I lie still, eyes fixed on the ceiling as I answered blankly, "Funeral?"

The look on her face made some part of me swell up with grief. Well. As much grief as I had _left_ to muster. She uttered something along the lines of, "unbelievable," before returning to her quarters.

I could hear her crying.

It wasn't long before the insomnia started.

_3:24…_

_2:10…_

_1:44…_

Side effect of the drugs, I suppose.

It's 1:50. I don't even bother to go back to sleep—there's no use. I get up, make a cup of coffee.

"_Rather early to be up, wouldn't you say?"_

I cast the voice a disgruntled groan, taking a seat in my chair, tucking my knees into my chest. I watch the liquid in my cup swirl as I blow softly on its surface.

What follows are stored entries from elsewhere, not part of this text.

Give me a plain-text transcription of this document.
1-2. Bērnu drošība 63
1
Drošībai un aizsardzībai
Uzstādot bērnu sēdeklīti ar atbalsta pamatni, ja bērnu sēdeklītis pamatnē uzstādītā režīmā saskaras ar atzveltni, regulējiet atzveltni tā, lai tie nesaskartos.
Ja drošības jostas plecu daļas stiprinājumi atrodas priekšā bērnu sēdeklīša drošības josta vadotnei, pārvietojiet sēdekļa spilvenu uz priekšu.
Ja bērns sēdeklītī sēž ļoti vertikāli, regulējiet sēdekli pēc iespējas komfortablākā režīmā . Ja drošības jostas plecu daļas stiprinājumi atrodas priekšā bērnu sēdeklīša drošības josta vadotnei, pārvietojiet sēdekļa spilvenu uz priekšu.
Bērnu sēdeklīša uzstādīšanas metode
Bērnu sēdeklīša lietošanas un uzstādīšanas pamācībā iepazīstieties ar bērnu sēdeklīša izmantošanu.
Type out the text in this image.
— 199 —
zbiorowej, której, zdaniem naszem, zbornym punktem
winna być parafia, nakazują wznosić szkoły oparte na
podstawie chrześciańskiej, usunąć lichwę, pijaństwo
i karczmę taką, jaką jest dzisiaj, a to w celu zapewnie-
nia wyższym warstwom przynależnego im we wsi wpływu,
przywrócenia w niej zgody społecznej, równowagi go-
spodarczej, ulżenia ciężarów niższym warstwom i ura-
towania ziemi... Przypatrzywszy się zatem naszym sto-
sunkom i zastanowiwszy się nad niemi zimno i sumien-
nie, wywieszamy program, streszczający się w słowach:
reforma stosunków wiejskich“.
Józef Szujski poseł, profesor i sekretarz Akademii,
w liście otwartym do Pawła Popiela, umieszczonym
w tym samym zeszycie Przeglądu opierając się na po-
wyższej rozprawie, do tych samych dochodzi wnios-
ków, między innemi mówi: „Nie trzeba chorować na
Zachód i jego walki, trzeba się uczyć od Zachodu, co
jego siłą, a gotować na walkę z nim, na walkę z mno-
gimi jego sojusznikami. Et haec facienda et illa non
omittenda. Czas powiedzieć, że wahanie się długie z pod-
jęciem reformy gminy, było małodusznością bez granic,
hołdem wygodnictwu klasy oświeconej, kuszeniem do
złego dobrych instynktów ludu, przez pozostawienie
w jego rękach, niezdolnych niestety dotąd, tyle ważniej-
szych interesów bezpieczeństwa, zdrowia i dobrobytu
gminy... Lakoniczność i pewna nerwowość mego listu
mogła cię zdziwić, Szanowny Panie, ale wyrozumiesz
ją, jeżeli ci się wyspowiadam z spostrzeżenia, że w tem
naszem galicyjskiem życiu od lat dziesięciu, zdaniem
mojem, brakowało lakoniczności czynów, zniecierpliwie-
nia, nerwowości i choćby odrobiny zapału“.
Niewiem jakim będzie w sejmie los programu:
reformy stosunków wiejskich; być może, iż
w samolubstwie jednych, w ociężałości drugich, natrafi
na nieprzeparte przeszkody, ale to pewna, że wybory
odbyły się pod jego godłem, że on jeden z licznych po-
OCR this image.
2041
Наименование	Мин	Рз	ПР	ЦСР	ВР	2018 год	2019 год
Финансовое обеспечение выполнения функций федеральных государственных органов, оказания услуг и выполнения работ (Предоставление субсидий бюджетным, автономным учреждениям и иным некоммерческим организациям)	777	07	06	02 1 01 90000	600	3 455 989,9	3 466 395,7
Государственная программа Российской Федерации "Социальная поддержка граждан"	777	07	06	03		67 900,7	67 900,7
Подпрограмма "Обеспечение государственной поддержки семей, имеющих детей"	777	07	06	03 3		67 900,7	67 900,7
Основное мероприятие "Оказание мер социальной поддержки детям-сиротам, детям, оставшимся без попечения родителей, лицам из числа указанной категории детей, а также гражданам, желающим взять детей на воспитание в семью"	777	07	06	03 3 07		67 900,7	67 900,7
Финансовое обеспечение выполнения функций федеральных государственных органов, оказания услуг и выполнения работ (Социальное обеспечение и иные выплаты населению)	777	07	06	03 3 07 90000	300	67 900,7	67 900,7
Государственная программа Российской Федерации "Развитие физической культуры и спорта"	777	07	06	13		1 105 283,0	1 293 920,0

"_Honestly, Sherlock. You're killing yourself."_

I sniffle a light laugh.

"You always were so worrisome, John."

_I feel relaxed._

_It's cold._

_Dark._

_I try to open my eyes, but I can't._

_Oddly, it doesn't bother me._

_I stretch. _

_Then, I yawn—But something happens._

_Something unexpected._

_My mouth fills with water._

_I panic, my eyes flicking open._

_It's salty—It stings._

_I'm drowning._

_Involuntarily, I scream._

_I make no sound-Obviously-I'm drowning._

_I start choking as water is forced down my gullet. _

_My lungs burn fiercely, starved for air. _

_My vision fades from blurring to pitch black._

_The light radiating into the water from the surface is blinding._

_It hurts. _

_I almost feel as if I can feel the water filling my lungs._

_I close my eyes, waiting for the end…_

I awake, gasping for air, filled with a silly satisfaction that it was only a dream. I'm drenched in sweat. Perfect time for a cold shower—But, I pause. I don't feel right. My lungs starting to tingle as I throw my legs over the side of the bed. I cough. Then _gag_. _What the hell…?_

I retch, half expecting to throw-up. It wouldn't be surprising, with the amount of drugs I inject into my system-but I don't throw-up. Instead, I spew _water_ onto the carpet. Before I have time to be bewildered, I'm forced to lean forward as I eject more water from my lungs. I feel like I'm frozen—my entire body chilled to the bone.

I can't breathe.

I feel like my lungs were set aflame.

I'm helpless as what seems to be gallons of water pushes itself up my throat.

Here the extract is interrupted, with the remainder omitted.